No wonder there’s been an influx of foreign brands into the country. Largely benefiting from the massive expansion in mid-to-luxe shopping markets, especially in Istanbul, retailers have clamored to open stores here. Perfumerie Douglas and Harvey Nichols entered the market in 2005, Debenhams and Watsons in 2006 and Sephora and Lush in 2007.

In terms of brands, the market leader is Procter & Gamble with 20 percent market share, followed by Avon with 14 percent, L’Oréal with 11 percent, Beiersdorf with 8.5 percent and Unilever with 7.4 percent, according to Euromonitor.

Turkish brands such as Arko Nem have also been trying to capitalize on the new interest.

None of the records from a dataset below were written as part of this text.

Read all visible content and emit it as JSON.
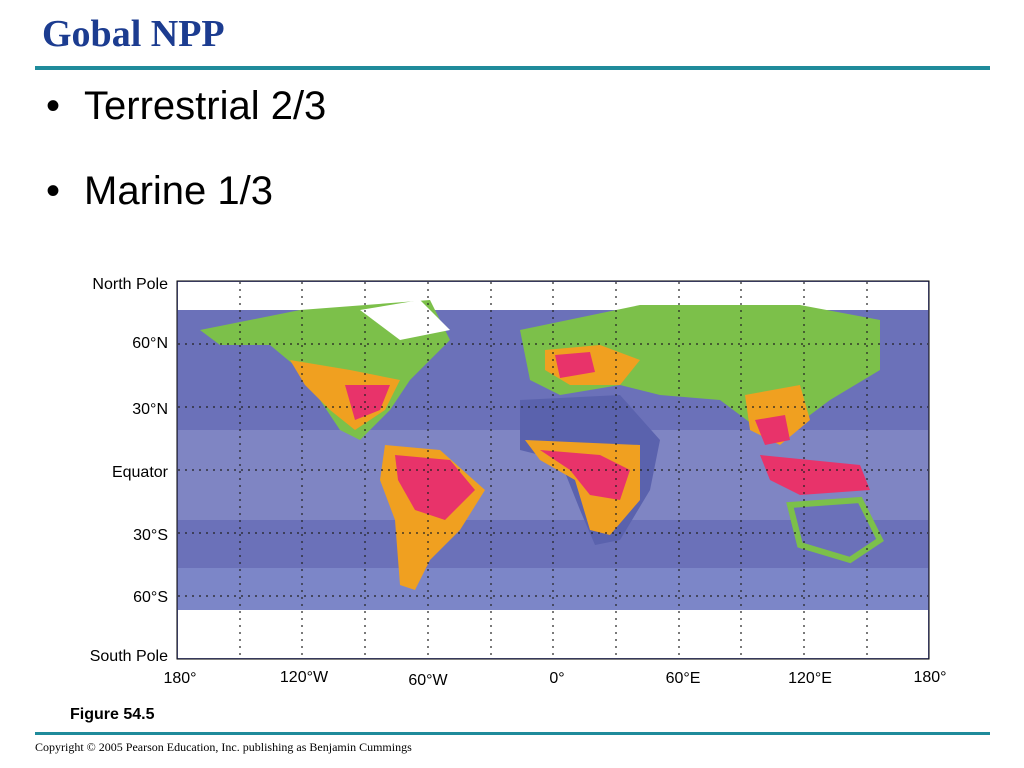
{
  "header": {
    "title": "Gobal NPP"
  },
  "bullets": [
    "Terrestrial 2/3",
    "Marine 1/3"
  ],
  "figure": {
    "latitude_labels": [
      "North Pole",
      "60°N",
      "30°N",
      "Equator",
      "30°S",
      "60°S",
      "South Pole"
    ],
    "longitude_labels": [
      "180°",
      "120°W",
      "60°W",
      "0°",
      "60°E",
      "120°E",
      "180°"
    ],
    "caption": "Figure 54.5"
  },
  "footer": {
    "copyright": "Copyright © 2005 Pearson Education, Inc. publishing as Benjamin Cummings"
  }
}
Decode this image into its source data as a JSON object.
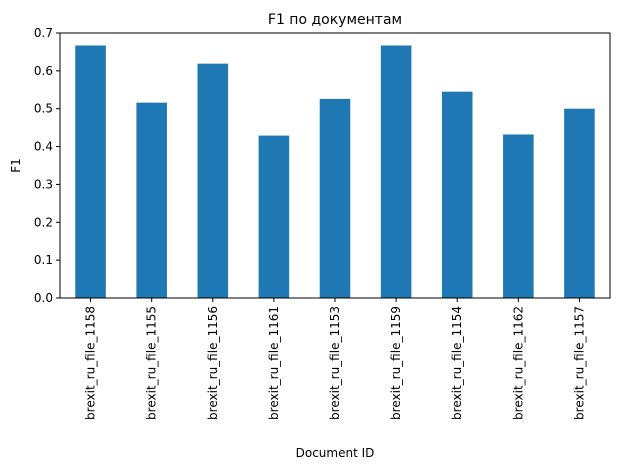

While Turks for years relied on small pharmacy-type outlets or local grocers for their beauty products, the expansion of supermarkets and hypermarkets, with their large shelf spaces, has taken supply to a whole new level.

“An improved retail infrastructure means that the products are more widely available throughout Turkey, and they also triggered competition among cosmetics manufacturers to capture better shelf space, have better shelf designs and widen the variety of products available,” Euromonitor stated about the country’s industry.

“Moreover, the opening of new grocery outlets in smaller cities, especially in Anatolia, enhanced the introduction of products into areas such as those where they had previously been unknown,” according to the report. “An increased number of such distribution channels led to a larger number of consumers and greater opportunities for consumers to reach products and track the latest launches.”

Few brands have become as widely available as Avon, which claims it is able to reach the most remote parts of this sprawling country with is direct-selling approach.

“We have 60 percent market penetration, which means that when people see our brochure there is a 90 percent chance that they will buy….So we make sure they see our brochure,” says Griffiths. “We deliver to the smallest village, and we make sure that we go to these villages at least twice a week.”